Perché il mercato resta prudente
Per Banco BPM il rapporto di cambio è fissato in 1,567 nuove azioni MPS per ogni azione BPM, che sulla base dei prezzi ufficiali del 19 agosto implica un valore di 16,729 euro per azione, senza premio una volta scontata la distribuzione straordinaria da 4 miliardi che MPS ha deliberato in parallelo per i propri azionisti. È uno dei punti deboli dell’operazione: chi riceve un’offerta si aspetta di norma un incentivo economico ad aderire, e trattandosi di un concambio in azioni il valore finale dipende comunque dall’andamento del titolo MPS in borsa.
Gli analisti segnalano anche altri rischi: la difficoltà di gestire due acquisizioni simultanee mentre è ancora in corso l’integrazione di Mediobanca, l’ampiezza della maggioranza richiesta all’assemblea MPS convocata per il 29 ottobre e la solidità delle sinergie annunciate, stimate da MPS in circa 2,6 miliardi di euro annui ante imposte.
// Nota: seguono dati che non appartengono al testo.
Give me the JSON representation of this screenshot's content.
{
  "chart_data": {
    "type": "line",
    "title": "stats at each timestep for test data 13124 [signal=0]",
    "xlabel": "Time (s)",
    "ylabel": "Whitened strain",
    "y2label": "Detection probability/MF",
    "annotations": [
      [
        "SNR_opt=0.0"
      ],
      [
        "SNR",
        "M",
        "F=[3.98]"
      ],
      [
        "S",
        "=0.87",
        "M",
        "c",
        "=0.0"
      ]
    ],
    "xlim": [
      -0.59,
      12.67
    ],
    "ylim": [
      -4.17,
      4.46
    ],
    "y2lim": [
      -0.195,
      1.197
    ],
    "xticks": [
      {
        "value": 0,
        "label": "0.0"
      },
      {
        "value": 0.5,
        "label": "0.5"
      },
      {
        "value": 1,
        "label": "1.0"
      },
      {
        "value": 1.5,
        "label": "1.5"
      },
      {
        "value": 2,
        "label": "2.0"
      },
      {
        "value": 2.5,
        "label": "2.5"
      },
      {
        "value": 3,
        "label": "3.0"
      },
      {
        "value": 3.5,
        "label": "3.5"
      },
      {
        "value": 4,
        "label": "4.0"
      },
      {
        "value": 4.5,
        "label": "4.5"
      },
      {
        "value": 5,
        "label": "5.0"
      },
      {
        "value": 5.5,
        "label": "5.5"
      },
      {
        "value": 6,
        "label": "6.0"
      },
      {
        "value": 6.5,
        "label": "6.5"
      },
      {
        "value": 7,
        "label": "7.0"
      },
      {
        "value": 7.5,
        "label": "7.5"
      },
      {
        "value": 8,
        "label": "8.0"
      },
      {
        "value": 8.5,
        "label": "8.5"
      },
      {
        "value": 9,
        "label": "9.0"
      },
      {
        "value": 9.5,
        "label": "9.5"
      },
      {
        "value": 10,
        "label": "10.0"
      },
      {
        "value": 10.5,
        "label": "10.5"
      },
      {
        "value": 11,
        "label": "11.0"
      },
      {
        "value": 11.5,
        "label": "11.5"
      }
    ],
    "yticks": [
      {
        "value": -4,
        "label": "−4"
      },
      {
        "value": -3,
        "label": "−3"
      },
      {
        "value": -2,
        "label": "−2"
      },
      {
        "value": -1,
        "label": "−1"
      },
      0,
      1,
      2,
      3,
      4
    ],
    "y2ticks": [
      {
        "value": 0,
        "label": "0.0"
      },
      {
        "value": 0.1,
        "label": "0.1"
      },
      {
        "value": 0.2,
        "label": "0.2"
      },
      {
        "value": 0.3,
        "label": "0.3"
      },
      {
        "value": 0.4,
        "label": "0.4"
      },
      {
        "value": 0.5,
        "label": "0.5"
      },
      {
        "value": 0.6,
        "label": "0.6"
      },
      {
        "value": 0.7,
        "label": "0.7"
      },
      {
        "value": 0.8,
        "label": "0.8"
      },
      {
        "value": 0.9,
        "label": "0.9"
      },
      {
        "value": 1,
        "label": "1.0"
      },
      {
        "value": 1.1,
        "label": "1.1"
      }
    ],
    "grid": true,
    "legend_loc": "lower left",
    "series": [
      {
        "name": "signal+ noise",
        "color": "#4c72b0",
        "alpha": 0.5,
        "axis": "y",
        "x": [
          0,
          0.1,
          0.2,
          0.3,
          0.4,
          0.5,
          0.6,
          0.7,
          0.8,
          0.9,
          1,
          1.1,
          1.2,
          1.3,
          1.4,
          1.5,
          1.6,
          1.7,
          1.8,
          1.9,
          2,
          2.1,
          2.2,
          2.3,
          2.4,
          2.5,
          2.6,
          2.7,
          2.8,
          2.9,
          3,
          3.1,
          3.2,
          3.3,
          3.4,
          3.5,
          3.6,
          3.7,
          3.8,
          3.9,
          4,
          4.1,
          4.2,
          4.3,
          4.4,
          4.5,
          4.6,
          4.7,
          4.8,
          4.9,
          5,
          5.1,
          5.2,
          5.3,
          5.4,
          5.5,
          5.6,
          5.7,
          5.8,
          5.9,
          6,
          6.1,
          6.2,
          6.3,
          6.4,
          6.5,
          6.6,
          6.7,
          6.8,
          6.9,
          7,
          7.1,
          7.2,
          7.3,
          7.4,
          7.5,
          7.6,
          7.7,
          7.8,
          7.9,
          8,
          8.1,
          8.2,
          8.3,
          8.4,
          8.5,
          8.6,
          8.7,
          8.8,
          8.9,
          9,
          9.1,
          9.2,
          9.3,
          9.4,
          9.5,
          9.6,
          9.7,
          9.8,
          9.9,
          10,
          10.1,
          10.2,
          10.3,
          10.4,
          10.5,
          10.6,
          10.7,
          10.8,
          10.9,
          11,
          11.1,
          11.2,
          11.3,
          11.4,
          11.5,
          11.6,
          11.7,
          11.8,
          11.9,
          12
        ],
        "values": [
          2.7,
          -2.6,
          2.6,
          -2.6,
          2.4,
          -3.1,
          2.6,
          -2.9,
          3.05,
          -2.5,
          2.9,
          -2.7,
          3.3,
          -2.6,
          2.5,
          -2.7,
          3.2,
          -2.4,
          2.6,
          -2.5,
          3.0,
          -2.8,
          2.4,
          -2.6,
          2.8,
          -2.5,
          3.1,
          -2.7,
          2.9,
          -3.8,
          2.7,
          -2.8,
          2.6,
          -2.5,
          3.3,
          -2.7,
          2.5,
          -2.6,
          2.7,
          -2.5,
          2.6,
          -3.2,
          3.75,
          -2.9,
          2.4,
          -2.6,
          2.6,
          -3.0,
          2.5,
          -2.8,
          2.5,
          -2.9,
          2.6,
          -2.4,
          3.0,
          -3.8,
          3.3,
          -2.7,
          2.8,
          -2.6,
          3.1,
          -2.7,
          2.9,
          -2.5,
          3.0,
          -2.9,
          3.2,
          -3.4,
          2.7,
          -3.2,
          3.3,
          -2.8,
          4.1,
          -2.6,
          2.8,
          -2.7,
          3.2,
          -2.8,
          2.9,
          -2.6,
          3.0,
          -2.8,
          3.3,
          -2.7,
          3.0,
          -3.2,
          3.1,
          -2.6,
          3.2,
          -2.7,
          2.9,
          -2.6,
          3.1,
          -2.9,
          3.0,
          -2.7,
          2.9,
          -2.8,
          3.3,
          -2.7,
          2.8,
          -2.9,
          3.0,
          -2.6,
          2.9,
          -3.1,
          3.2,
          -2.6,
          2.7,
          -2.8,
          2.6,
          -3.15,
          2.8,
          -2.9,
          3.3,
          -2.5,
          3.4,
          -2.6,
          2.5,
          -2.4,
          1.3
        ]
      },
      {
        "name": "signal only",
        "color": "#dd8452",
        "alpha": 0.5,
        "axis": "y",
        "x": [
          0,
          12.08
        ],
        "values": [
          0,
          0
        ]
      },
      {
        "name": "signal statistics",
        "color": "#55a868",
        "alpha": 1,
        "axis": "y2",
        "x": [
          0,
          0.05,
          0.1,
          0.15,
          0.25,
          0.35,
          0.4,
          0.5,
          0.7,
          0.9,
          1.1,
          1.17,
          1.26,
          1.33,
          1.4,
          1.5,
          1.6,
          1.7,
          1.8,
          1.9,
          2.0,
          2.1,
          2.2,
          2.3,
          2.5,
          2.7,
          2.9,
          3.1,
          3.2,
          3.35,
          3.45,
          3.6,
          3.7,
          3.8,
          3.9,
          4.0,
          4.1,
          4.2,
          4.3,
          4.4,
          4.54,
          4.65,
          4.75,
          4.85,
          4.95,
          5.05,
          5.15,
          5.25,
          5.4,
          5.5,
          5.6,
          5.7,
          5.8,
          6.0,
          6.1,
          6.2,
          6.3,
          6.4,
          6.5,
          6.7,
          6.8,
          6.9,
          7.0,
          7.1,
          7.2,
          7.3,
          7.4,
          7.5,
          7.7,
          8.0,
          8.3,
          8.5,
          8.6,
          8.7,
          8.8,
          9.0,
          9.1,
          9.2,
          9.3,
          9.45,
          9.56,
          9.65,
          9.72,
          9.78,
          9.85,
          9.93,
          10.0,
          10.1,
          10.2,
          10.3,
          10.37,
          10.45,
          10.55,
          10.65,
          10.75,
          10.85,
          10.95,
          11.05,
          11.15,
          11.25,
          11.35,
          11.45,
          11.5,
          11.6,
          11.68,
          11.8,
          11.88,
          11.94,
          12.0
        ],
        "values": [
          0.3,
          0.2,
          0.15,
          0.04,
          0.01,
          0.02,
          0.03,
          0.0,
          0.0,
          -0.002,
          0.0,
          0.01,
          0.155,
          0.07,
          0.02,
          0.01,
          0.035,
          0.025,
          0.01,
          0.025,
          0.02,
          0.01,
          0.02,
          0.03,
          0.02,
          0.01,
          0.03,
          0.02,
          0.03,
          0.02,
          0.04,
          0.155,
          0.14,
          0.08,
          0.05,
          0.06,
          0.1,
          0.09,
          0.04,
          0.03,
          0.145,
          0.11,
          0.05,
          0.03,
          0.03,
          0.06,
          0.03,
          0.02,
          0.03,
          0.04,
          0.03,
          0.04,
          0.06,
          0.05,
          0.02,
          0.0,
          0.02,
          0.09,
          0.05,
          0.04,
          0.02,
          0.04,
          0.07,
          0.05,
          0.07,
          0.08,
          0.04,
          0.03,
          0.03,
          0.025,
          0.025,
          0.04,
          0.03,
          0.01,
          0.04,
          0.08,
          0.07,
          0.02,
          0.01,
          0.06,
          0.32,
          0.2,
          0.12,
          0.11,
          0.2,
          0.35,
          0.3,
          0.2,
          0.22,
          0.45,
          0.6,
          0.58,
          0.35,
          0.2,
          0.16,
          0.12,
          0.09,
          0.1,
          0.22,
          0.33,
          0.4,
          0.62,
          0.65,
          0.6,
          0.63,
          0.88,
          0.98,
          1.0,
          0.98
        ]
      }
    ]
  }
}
Anche S&P ha richiamato l’attenzione sulla complessità esecutiva del progetto, ed Equita, che è anche advisor di Intesa, ha definito il rischio di esecuzione della doppia offerta superiore rispetto all’OPAS di Ca’ de Sass.
Il ruolo decisivo di Crédit Agricole
Il principale snodo dell’operazione su Banco BPM è Crédit Agricole, che a inizio luglio ha comunicato di aver portato la propria quota al 29,3% dell’istituto milanese. Senza il sostegno del gruppo francese, per MPS sarebbe molto difficile raggiungere un numero sufficiente di adesioni. In caso di adesione integrale all’offerta, Crédit Agricole diventerebbe uno dei principali azionisti del nuovo gruppo, ma dovrà valutare il rapporto di concambio, la diluizione della propria partecipazione e il peso che avrebbe nella futura governance.
Va inoltre considerato che Banco BPM detiene già il 3,74% del capitale di MPS, una quota costruita nel 2024 in occasione del collocamento di una tranche della partecipazione del Tesoro. L’incrocio azionario impone il passaggio dell’operazione attraverso il comitato parti correlate.
La risposta a Intesa Sanpaolo
La doppia offerta di MPS arriva come contromossa all’OPAS lanciata da Intesa Sanpaolo l’8 giugno, che valorizza le azioni MPS 10,091 euro l’una per un controvalore complessivo di circa 30,6 miliardi di euro, con un premio del 12,5% sui prezzi precedenti l’annuncio. Il progetto di Intesa, sviluppato in collaborazione con Unipol, prevede la cessione di una parte della rete di sportelli MPS e comporterebbe per Ca’ de Sass il mantenimento del controllo su Mediobanca e sulla partecipazione in Assicurazioni Generali.
Lovaglio presenta invece il proprio piano come un’alternativa capace di preservare l’integrità di Monte dei Paschi e di costruire un terzo polo bancario nazionale, dopo Intesa e UniCredit.
Le preoccupazioni di Siena e della Toscana
Le istituzioni toscane si oppongono da mesi all’ipotesi che una parte consistente della rete MPS passi sotto Unipol-BPER nell’ambito dell’operazione Intesa. Il Consiglio comunale di Siena ha già approvato all’unanimità una richiesta di verifica delle condizioni per l’esercizio dei poteri speciali dello Stato, e il 25 agosto una delegazione guidata dal presidente della Regione Toscana Eugenio Giani incontra il ministro dell’Economia Giancarlo Giorgetti per chiedere al governo di valutare l’attivazione del golden power sulla banca senese, oltre al mantenimento della quota residua del Tesoro in MPS.
Il nodo politico resta delicato: il governo dovrà tutelare gli interessi del territorio senza alterare impropriamente il confronto tra le offerte in campo.